Domestically, the parties differ primarily about the modalities for administering -- and expanding -- the welfare state. These are not trivial differences, but neither are they akin to those that existed in living memory when the parties differed about whether there should be a welfare state. Bush's interest in serious reforms of Social Security and Medicare have been relegated by his war preoccupations to a second term, for which they would be unsuited by his lame- duck status, even if Congress were not paralyzed by acrimony.

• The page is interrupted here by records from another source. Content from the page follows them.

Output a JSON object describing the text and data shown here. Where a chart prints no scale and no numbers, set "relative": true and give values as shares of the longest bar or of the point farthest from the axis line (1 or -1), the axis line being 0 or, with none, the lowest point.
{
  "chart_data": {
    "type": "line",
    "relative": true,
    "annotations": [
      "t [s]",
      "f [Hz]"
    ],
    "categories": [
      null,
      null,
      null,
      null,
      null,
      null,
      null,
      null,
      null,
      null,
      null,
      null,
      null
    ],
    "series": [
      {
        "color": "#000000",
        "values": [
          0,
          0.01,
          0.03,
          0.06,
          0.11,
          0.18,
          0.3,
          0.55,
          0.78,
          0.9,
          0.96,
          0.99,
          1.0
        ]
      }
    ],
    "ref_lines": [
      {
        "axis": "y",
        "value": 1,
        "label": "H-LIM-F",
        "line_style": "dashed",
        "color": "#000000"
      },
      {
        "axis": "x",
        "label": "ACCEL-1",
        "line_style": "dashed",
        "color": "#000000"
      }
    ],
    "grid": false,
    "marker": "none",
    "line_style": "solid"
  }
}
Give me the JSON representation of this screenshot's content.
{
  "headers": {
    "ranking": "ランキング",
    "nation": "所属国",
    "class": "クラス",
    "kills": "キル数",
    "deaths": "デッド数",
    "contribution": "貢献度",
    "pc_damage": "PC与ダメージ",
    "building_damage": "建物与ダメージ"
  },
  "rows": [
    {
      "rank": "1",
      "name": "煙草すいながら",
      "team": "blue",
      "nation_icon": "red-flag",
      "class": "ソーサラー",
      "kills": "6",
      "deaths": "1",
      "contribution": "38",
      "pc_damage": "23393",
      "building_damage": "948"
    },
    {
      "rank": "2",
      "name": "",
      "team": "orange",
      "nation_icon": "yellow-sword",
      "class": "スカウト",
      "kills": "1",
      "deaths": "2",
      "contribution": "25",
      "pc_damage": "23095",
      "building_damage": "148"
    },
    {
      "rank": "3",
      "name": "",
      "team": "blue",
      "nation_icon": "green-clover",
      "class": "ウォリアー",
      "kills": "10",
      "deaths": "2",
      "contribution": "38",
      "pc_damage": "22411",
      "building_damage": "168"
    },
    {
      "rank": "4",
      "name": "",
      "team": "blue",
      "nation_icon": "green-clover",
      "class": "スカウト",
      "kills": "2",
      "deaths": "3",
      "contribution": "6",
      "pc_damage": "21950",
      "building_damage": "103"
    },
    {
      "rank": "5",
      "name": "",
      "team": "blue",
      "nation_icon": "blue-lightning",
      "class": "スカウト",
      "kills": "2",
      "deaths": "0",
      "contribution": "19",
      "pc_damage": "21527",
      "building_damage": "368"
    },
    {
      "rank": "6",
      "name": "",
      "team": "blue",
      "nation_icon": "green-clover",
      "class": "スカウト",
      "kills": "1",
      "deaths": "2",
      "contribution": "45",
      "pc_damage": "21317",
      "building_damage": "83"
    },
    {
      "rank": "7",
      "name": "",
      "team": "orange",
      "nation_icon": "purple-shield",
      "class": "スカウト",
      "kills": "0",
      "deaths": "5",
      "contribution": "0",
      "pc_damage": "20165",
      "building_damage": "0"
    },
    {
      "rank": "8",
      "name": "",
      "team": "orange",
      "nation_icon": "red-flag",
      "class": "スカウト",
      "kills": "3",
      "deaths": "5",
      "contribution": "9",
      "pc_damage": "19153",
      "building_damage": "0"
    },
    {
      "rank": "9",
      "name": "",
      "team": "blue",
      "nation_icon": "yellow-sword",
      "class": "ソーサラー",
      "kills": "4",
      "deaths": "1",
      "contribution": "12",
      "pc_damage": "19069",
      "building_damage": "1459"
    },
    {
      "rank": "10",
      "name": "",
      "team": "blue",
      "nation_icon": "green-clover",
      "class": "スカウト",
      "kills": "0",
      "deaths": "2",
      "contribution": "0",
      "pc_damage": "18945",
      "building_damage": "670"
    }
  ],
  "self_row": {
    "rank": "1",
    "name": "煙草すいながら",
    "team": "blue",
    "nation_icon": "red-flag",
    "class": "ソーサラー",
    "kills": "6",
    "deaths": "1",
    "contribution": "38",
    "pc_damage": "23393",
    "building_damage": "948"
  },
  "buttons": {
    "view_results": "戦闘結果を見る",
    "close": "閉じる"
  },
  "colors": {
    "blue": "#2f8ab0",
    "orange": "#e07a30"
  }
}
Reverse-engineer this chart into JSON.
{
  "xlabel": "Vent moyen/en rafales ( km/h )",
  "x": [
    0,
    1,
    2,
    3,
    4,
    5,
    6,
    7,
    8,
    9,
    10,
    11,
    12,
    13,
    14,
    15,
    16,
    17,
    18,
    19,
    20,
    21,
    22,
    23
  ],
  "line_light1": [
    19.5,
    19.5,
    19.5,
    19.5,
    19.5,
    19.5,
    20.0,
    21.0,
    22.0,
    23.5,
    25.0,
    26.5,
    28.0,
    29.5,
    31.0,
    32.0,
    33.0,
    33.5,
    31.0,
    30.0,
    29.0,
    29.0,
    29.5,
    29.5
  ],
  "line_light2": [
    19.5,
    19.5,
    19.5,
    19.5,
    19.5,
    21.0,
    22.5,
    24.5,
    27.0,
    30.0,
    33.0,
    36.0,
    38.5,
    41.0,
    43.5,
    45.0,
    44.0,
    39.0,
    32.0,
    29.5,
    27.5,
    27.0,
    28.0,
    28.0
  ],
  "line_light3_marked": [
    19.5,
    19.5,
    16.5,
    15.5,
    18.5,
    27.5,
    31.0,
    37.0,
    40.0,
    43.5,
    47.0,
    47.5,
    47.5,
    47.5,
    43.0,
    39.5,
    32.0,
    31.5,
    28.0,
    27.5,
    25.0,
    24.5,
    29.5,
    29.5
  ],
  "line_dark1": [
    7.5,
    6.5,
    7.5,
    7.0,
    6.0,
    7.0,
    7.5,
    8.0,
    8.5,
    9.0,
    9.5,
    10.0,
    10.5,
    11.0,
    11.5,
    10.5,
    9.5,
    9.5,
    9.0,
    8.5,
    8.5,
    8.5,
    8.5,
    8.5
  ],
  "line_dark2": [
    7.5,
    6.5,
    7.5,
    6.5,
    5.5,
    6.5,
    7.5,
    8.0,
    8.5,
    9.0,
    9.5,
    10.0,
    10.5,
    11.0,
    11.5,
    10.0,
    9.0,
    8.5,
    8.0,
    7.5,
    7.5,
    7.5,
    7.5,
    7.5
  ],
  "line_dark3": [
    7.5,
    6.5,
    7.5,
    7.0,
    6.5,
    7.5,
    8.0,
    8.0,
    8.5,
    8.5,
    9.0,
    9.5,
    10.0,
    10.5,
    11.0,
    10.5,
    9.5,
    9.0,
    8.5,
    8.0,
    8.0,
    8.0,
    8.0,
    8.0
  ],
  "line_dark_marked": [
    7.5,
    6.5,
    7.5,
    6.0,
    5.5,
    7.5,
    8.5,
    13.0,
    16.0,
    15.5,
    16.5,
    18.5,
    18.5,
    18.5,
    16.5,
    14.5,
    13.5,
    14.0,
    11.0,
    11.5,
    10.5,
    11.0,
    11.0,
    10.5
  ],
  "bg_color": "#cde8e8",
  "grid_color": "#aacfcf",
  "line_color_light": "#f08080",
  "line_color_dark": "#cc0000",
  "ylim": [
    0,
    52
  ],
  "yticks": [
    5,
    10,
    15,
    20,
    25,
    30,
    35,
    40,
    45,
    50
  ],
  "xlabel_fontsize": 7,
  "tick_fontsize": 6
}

In 2000, six years after Republicans gained 52 House seats by promising, among much else, to abolish the Department of Education, candidate Bush promised to increase federal involvement in the quintessential state and local responsibility -- primary and secondary education. And he has delivered. In 2000, he, like Vice President Gore, promised to enrich, with a prescription drug benefit, the entitlement menu of the emblematic achievement of the Great Society, Medicare. And he has delivered. Neither Bush nor Kerry is illuminating about reducing the deficit, or about coping with something that will begin in the fourth year of the next presidential term -- the retirement of 77 million baby boomers.
So why the bitter sense, on both sides, of apocalypse soon if the other side prevails? Because at long last we have the parties that intellectuals have long wanted.
Until now America has never had an almost complete congruence between ideological and party identities. A great sorting out has put almost all liberals in one party, conservatives in the other. Intellectuals, with their hankering for clarity and coherence, have long desired this condition. Europe has long had it. Now that Americans have it, their politics has become what it is.
The tone-setting activists of both parties exemplify an unpleasant product of modern government -- the entitlement mentality. They believe not merely that their party deserves to govern because of the superior wisdom of its policies, but that they are entitled to govern because of their moral and intellectual superiority.
Tonight Kerry speaks in the city where Ralph Waldo Emerson espoused a belief that much contemporary historiography, with its egalitarian bent, rejects -- that ``there is properly no history; only biography.'' Historians may say history is made as much by the pepper trade or scullery maids as by presidents, but Kerry's biography matters greatly because presidents do. His biography suggests more banality than menace, although banality in high office can be its own kind of menace.